Methylglyoxal in COVID-19-induced hyperglycemia and new-onset diabetes

Elevation in blood glucose is common in COVID-19 patients. There is also a high incidence of new-onset diabetes mellitus (DM) in COVID-19 patients following hospitalization. To date, the underlying cause(s) for the hyperglycemia and new- onset DM postCOVID-19 remain poorly understood.

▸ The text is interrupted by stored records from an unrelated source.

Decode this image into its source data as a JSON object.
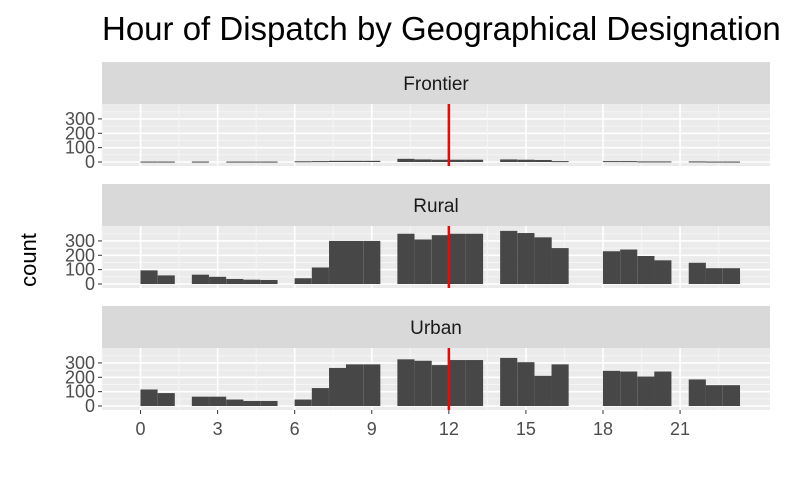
{
  "chart_data": {
    "type": "bar",
    "title": "Hour of Dispatch by Geographical Designation",
    "xlabel": "",
    "ylabel": "count",
    "x_ticks": [
      0,
      3,
      6,
      9,
      12,
      15,
      18,
      21
    ],
    "y_ticks": [
      0,
      100,
      200,
      300
    ],
    "ylim": [
      0,
      390
    ],
    "xlim": [
      -1.5,
      24.5
    ],
    "reference_line": {
      "x": 12,
      "color": "#ff0000"
    },
    "bar_color": "#474747",
    "panel_background": "#ebebeb",
    "strip_background": "#d9d9d9",
    "grid": true,
    "facets": [
      {
        "label": "Frontier",
        "bars": [
          {
            "x": 0.33,
            "y": 3
          },
          {
            "x": 1.0,
            "y": 3
          },
          {
            "x": 2.33,
            "y": 3
          },
          {
            "x": 3.67,
            "y": 3
          },
          {
            "x": 4.33,
            "y": 3
          },
          {
            "x": 5.0,
            "y": 3
          },
          {
            "x": 6.33,
            "y": 5
          },
          {
            "x": 7.0,
            "y": 6
          },
          {
            "x": 7.67,
            "y": 8
          },
          {
            "x": 8.33,
            "y": 8
          },
          {
            "x": 9.0,
            "y": 8
          },
          {
            "x": 10.33,
            "y": 22
          },
          {
            "x": 11.0,
            "y": 18
          },
          {
            "x": 11.67,
            "y": 16
          },
          {
            "x": 12.33,
            "y": 16
          },
          {
            "x": 13.0,
            "y": 16
          },
          {
            "x": 14.33,
            "y": 18
          },
          {
            "x": 15.0,
            "y": 16
          },
          {
            "x": 15.67,
            "y": 14
          },
          {
            "x": 16.33,
            "y": 6
          },
          {
            "x": 18.33,
            "y": 6
          },
          {
            "x": 19.0,
            "y": 6
          },
          {
            "x": 19.67,
            "y": 4
          },
          {
            "x": 20.33,
            "y": 4
          },
          {
            "x": 21.67,
            "y": 4
          },
          {
            "x": 22.33,
            "y": 3
          },
          {
            "x": 23.0,
            "y": 3
          }
        ]
      },
      {
        "label": "Rural",
        "bars": [
          {
            "x": 0.33,
            "y": 95
          },
          {
            "x": 1.0,
            "y": 60
          },
          {
            "x": 2.33,
            "y": 65
          },
          {
            "x": 3.0,
            "y": 50
          },
          {
            "x": 3.67,
            "y": 35
          },
          {
            "x": 4.33,
            "y": 30
          },
          {
            "x": 5.0,
            "y": 28
          },
          {
            "x": 6.33,
            "y": 40
          },
          {
            "x": 7.0,
            "y": 115
          },
          {
            "x": 7.67,
            "y": 300
          },
          {
            "x": 8.33,
            "y": 300
          },
          {
            "x": 9.0,
            "y": 300
          },
          {
            "x": 10.33,
            "y": 350
          },
          {
            "x": 11.0,
            "y": 310
          },
          {
            "x": 11.67,
            "y": 340
          },
          {
            "x": 12.33,
            "y": 350
          },
          {
            "x": 13.0,
            "y": 350
          },
          {
            "x": 14.33,
            "y": 370
          },
          {
            "x": 15.0,
            "y": 355
          },
          {
            "x": 15.67,
            "y": 325
          },
          {
            "x": 16.33,
            "y": 250
          },
          {
            "x": 18.33,
            "y": 228
          },
          {
            "x": 19.0,
            "y": 240
          },
          {
            "x": 19.67,
            "y": 195
          },
          {
            "x": 20.33,
            "y": 165
          },
          {
            "x": 21.67,
            "y": 148
          },
          {
            "x": 22.33,
            "y": 110
          },
          {
            "x": 23.0,
            "y": 110
          }
        ]
      },
      {
        "label": "Urban",
        "bars": [
          {
            "x": 0.33,
            "y": 115
          },
          {
            "x": 1.0,
            "y": 90
          },
          {
            "x": 2.33,
            "y": 65
          },
          {
            "x": 3.0,
            "y": 65
          },
          {
            "x": 3.67,
            "y": 45
          },
          {
            "x": 4.33,
            "y": 35
          },
          {
            "x": 5.0,
            "y": 35
          },
          {
            "x": 6.33,
            "y": 45
          },
          {
            "x": 7.0,
            "y": 125
          },
          {
            "x": 7.67,
            "y": 265
          },
          {
            "x": 8.33,
            "y": 290
          },
          {
            "x": 9.0,
            "y": 290
          },
          {
            "x": 10.33,
            "y": 325
          },
          {
            "x": 11.0,
            "y": 315
          },
          {
            "x": 11.67,
            "y": 285
          },
          {
            "x": 12.33,
            "y": 320
          },
          {
            "x": 13.0,
            "y": 320
          },
          {
            "x": 14.33,
            "y": 335
          },
          {
            "x": 15.0,
            "y": 305
          },
          {
            "x": 15.67,
            "y": 210
          },
          {
            "x": 16.33,
            "y": 290
          },
          {
            "x": 18.33,
            "y": 245
          },
          {
            "x": 19.0,
            "y": 240
          },
          {
            "x": 19.67,
            "y": 205
          },
          {
            "x": 20.33,
            "y": 240
          },
          {
            "x": 21.67,
            "y": 185
          },
          {
            "x": 22.33,
            "y": 145
          },
          {
            "x": 23.0,
            "y": 145
          }
        ]
      }
    ]
  }
}
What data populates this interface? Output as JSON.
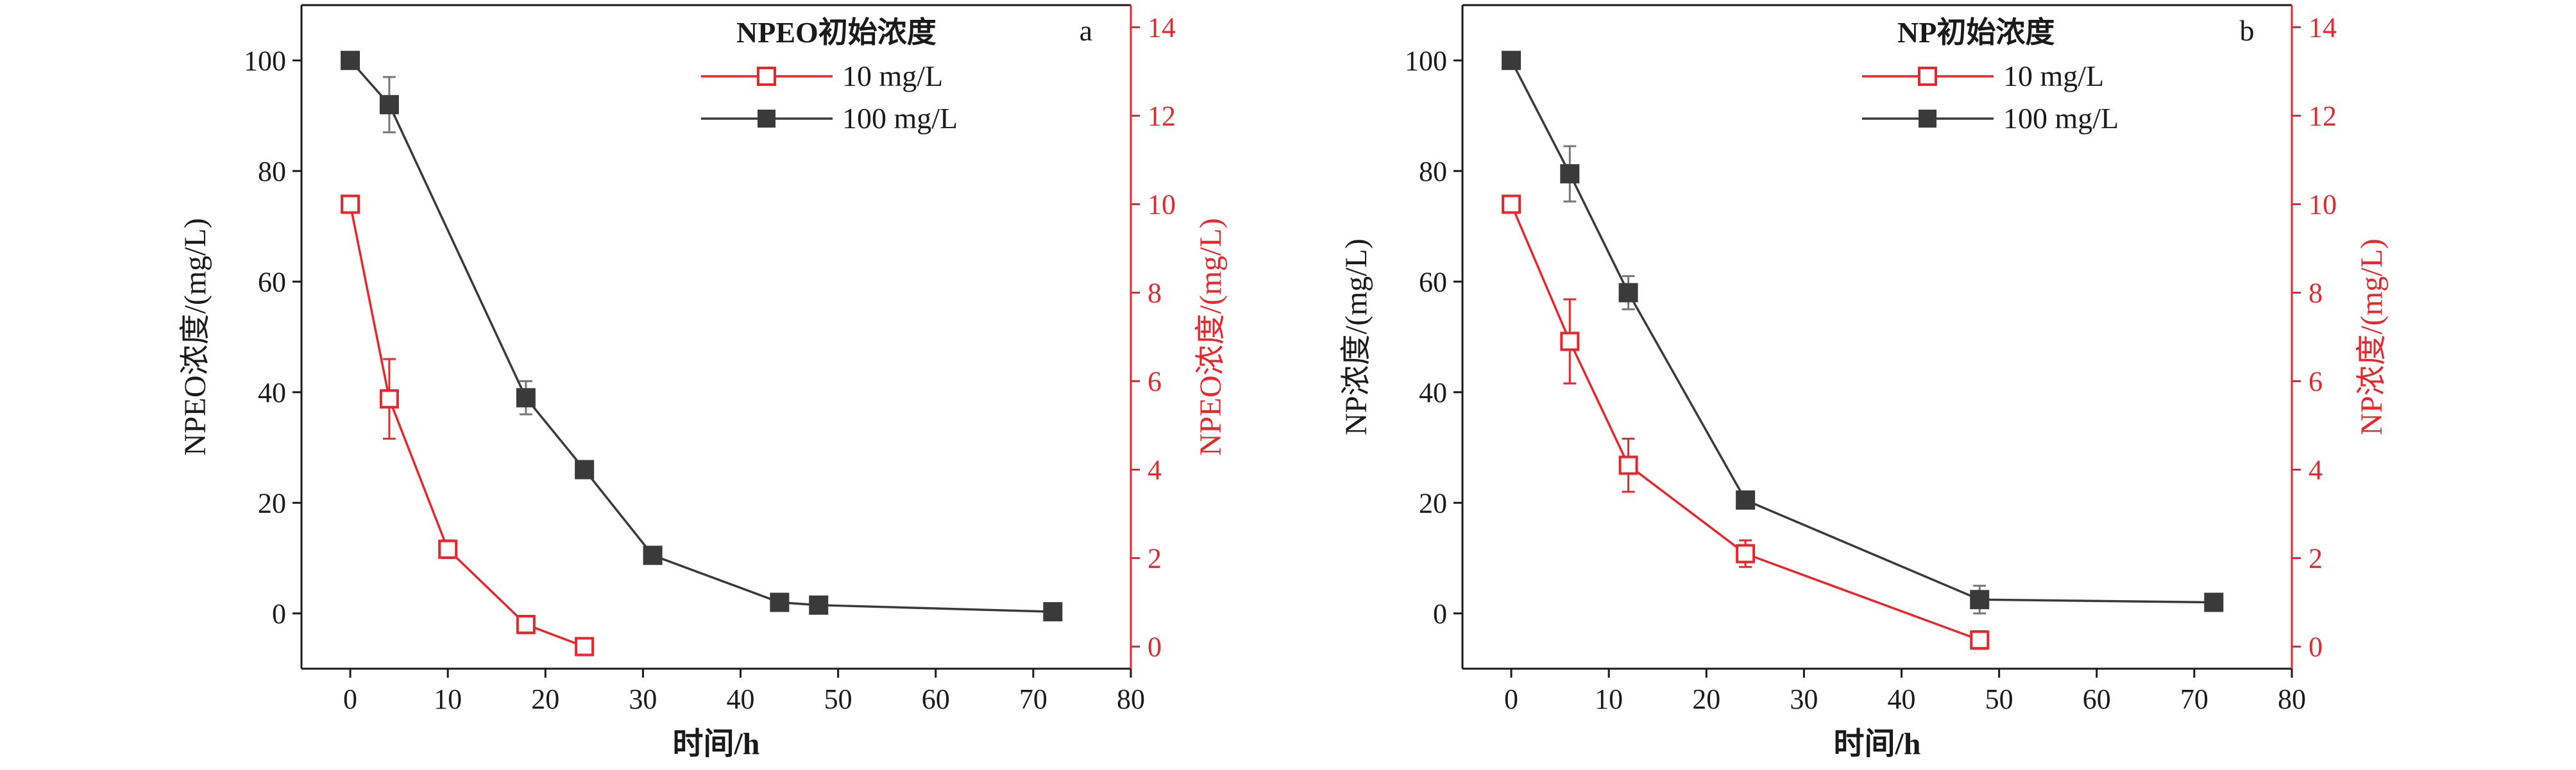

In this narrative review, we suggest that upregulation of the cytotoxic and diffusible glycolytic byproduct methylglyoxal (MGO) arising from increased glycolysis in infected pancreatic islets, macrophages, and peripheral cells/tissues is impairing insulin production, secretion, and signaling. This hypothesis is based on our recent discovery that MGO levels were elevated in the plasma of hospitalized COVID-19 patients without and with DM and even higher in COVID-19 patients that succumb to the disease. In pancreatic islets infected with SARS-CoV-2, elevated MGO will disrupt mitochondrial function, perturb Ca2+ homeostasis, and activate the receptors for advanced glycation end-product (RAGE) and nuclear factor kappa B (NF-kappa B) resulting in impaired insulin production and secretion. In macrophages, excess MG production can diffuse into the vasculature disrupting endothelial function and triggering micro/macro hemorrhage, ischemia, and tissue fibrosis. In skeletal muscle and liver cells, MGO disruption of insulin signaling can blunt glucose absorption. Metformin and N-acetyl cysteine have recently been shown to decrease morbidity and mortality in COVID-19 patients. Here we propose that these agents may be exerting their beneficial effects by chemically reacting with and lowering MGO levels. Knowledge gained from this review should provide novel mechanistic insights for hyperglycemia in COVID-19 patients and strategies to blunt the development of new-onset of DM in post- COVID patients.